Crystal Shape Tailoring in Perovskite Structure Rare-Earth Ferrites REFeO3 (RE = La, Pr, Sm, Dy, Er, and Y) and Shape-Dependent Magnetic Properties of YFeO3

Controllable growth of perovskite oxide with tailored shapes is challenging but promising for shape dependent physical and chemical property studies and probable applications. In this article, we report a general method for tailoring the crystal shape of perovskite structure rare-earth ferrite (REFeO3) crystals in hydrothermal conditions. By adjusting the ratio of KOH to urea, various shapes of REFeO3 crystals can be prepared, such as LaFeO3 truncated cubes, PrFeO3 perpendicular cross prisms, SmFeO3 crossed bars with trustum, DyFeO3 double pyramids on cubes, ErFeO3 distorted octahedrons, and YFeO3 long bars and thick hexagonal elongated plates. Detailed shape tailoring conditions for each phase of the crystals have been discussed clearly.

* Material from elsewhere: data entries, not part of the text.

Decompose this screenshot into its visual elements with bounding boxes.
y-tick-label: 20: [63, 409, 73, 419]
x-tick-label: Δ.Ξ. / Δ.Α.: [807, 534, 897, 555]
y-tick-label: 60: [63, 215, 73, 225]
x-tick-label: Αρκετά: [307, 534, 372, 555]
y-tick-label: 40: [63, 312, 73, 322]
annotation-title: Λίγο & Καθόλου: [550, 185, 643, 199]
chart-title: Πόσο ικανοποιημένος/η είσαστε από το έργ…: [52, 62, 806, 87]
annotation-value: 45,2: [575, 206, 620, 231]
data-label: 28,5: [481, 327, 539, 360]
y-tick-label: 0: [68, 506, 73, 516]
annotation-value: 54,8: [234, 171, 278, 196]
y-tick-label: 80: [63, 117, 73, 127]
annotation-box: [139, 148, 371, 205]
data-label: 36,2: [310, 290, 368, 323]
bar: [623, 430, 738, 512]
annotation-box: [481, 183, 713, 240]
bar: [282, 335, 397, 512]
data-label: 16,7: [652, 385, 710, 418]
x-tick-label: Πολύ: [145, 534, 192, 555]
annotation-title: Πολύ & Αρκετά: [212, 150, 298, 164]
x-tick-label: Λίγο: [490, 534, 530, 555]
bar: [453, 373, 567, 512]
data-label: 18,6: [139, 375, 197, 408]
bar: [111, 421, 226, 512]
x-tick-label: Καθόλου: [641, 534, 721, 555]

The structure-dependent shape growing mechanism for each REFeO3 is generally discussed by consideration of the variance of reduced unit cell parameters in reference to the ideal cubic ABO(3) perovskite structure. DyFeO3 was taken as an example to elucidate the crystal shape formation mechanism based on the Bravais Friedel-Donnay-Harker theory. The magnetic property of the YFeO3 crystal shows shape dependence: elongated bars have the highest saturated magnetization, while the lowest coercive field, while the tailored polyhedrons are vice versa. This paper not only builds a general technique for tailoring the crystal shape to various shapes of REFeO3 crystals but also provides many crystals for further study and application of anisotropy either in physical or in chemical properties.